I think like any tool it's has it's pros and cons and the more you use it the more you figure out how to make the best use out of it and when to give up.

It's terrible at the niches I actually have expertise in, which are in mathematics. I'd guess an expert is going to find the flaws in anything it's doing in their field. That being said, if you're just trying to e.g. see what some GUI library can do then it's pretty useful to get something going. I personally would prefer not using it in anything that's not very much a throwaway test project though, but that is my luxury as a jobless bum.
But doesn't your argument actually mean it is terrible at absolutely everything in a very subtle, convincing way, so that it takes an actual expert in the field to tell that the generated text is not a profound revelation but a bag of nonsense?
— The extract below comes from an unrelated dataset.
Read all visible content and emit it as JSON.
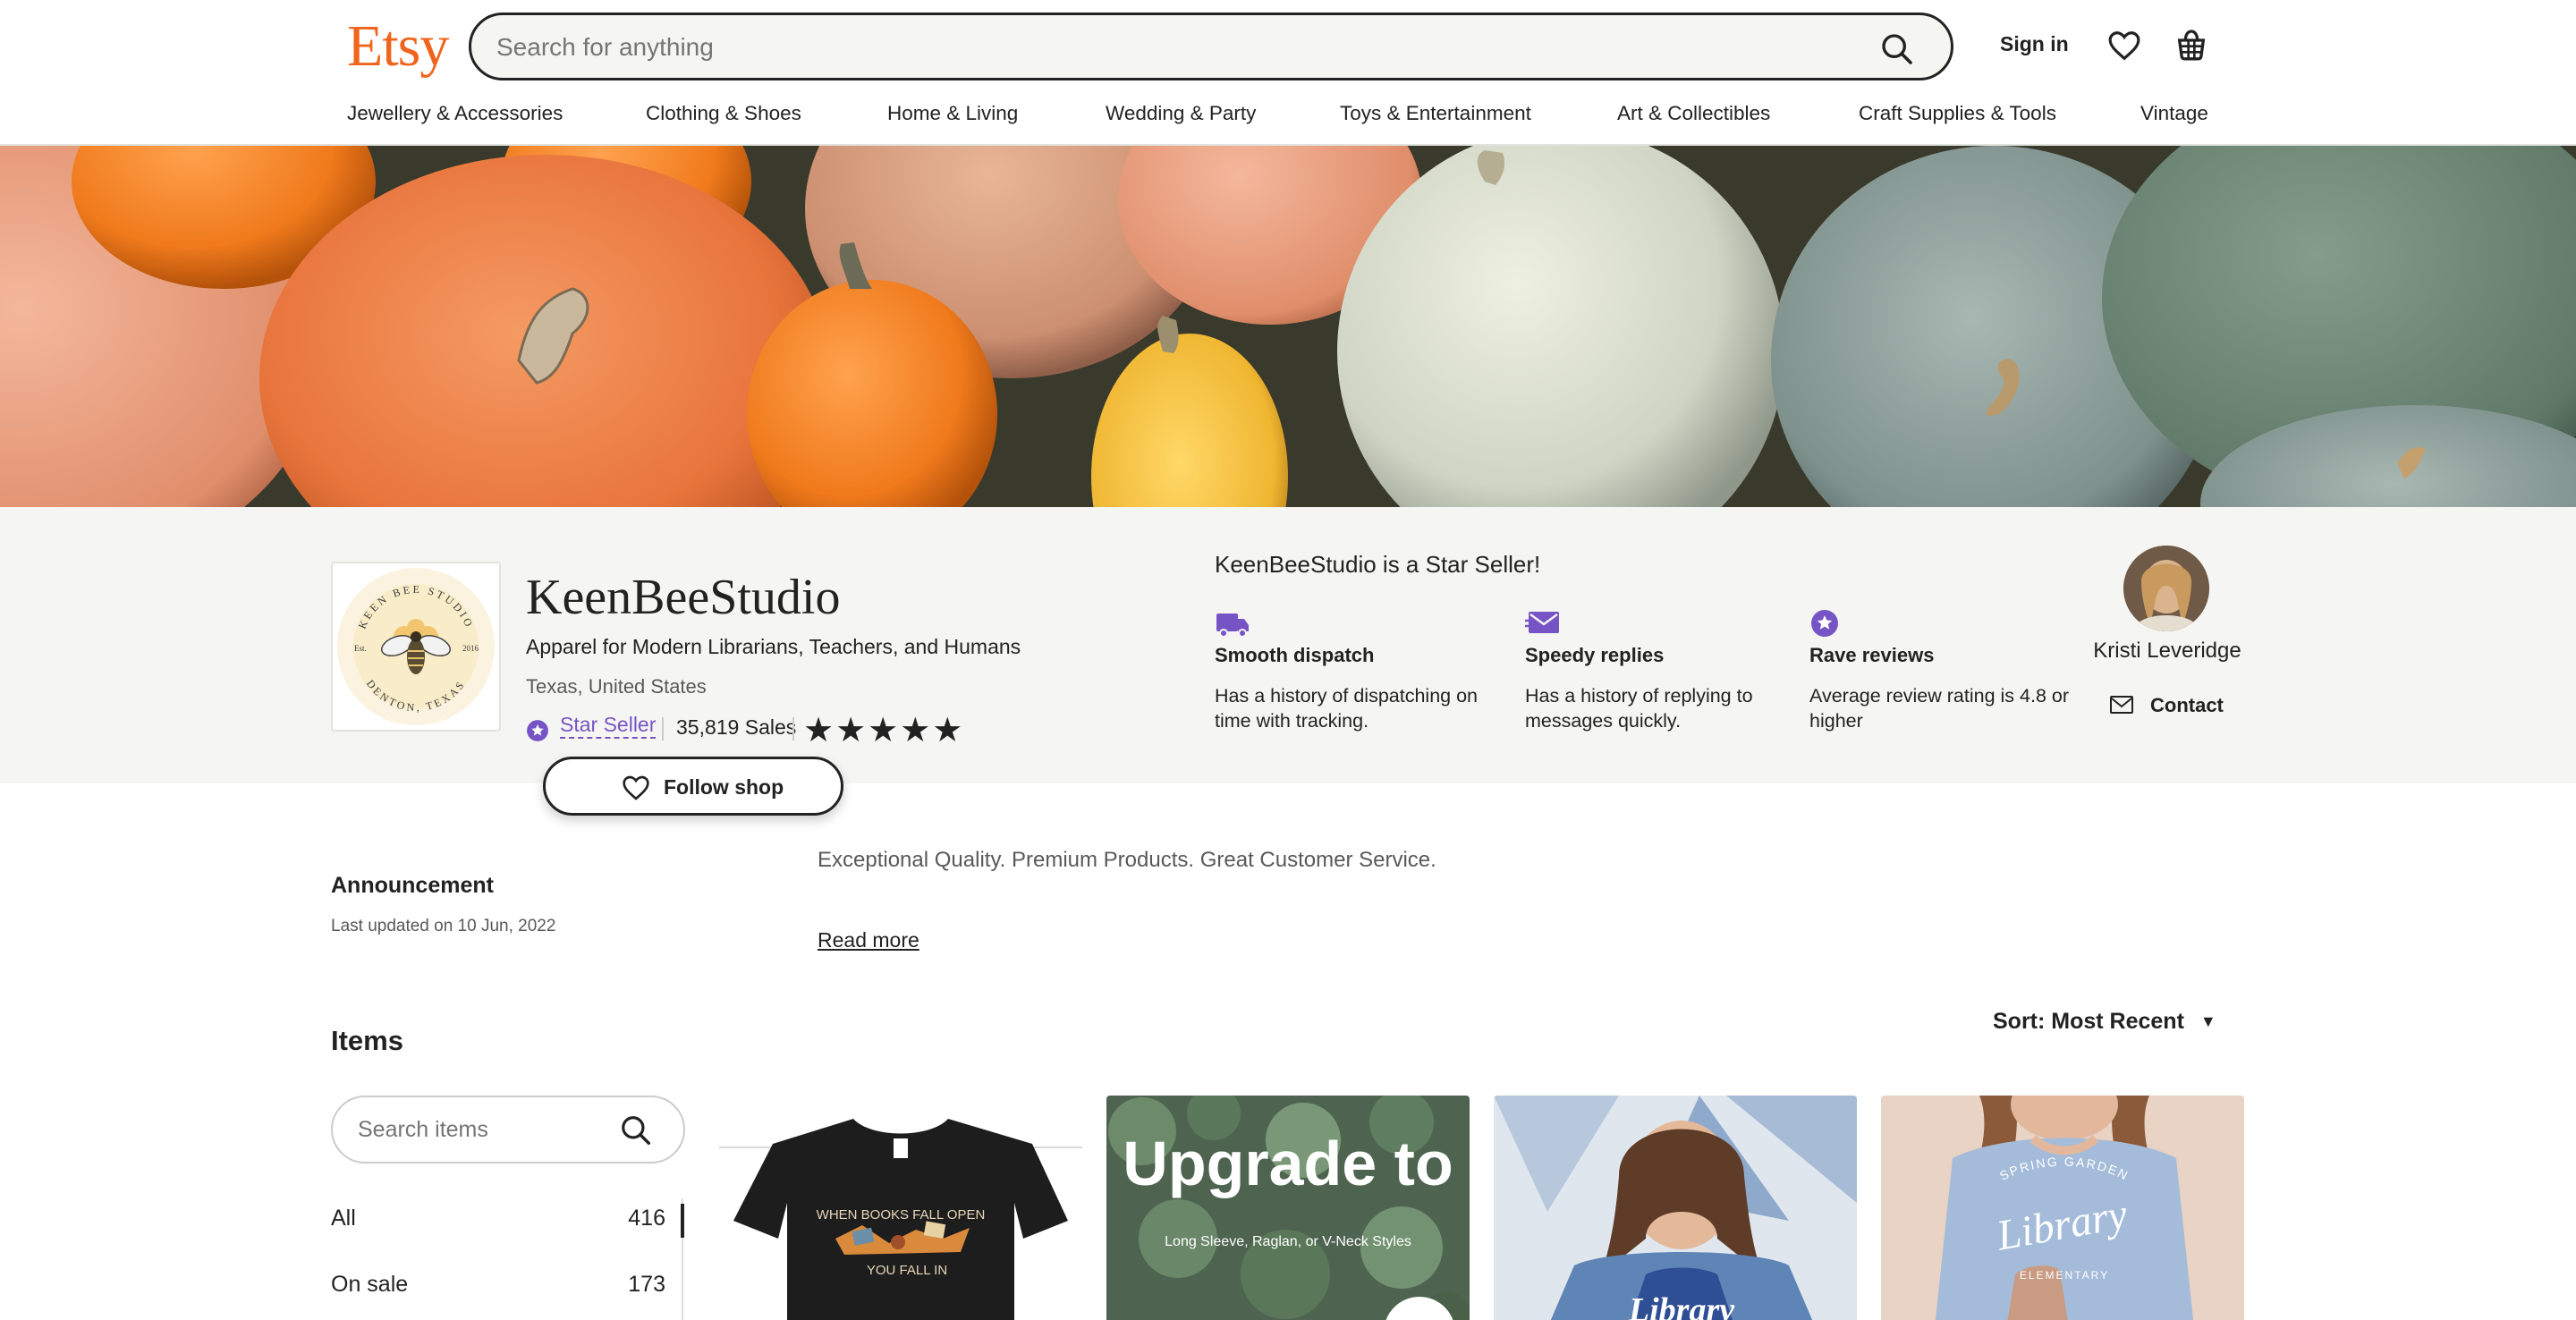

Meaning, is the answer in the field I'm not an expert of good, or am I simply being fooled by emoji and nice grammar?

I don't think it's expert, I just don't think being expert is necessary to get some value out of it if you aren't an expert. The trap is letting the charade go on longer than it should though. I personally only see the main value in using it to create test projects or to get the gist of what a library can do. I do think that's pretty valuable, and I also think real expertise is more valuable.

Or you can do like some of the others suggest and eliminate pure vibecoding. Just use it as a back and forth where you understand along the way and make well-reasoned changes. That looks a lot more like real engineering, so it's not surprising the other commenters report better results.

Gell-Mann amnesia, but for LLMs.
It's an interesting concept, but inapplicable here because I don't trust the media reporting on LLMs and I personally believe expert programmers are never going to be replaced. My concept of the value of LLMs is that they are good for generating throwaway test code to assess the use of a library or to prototype a feature.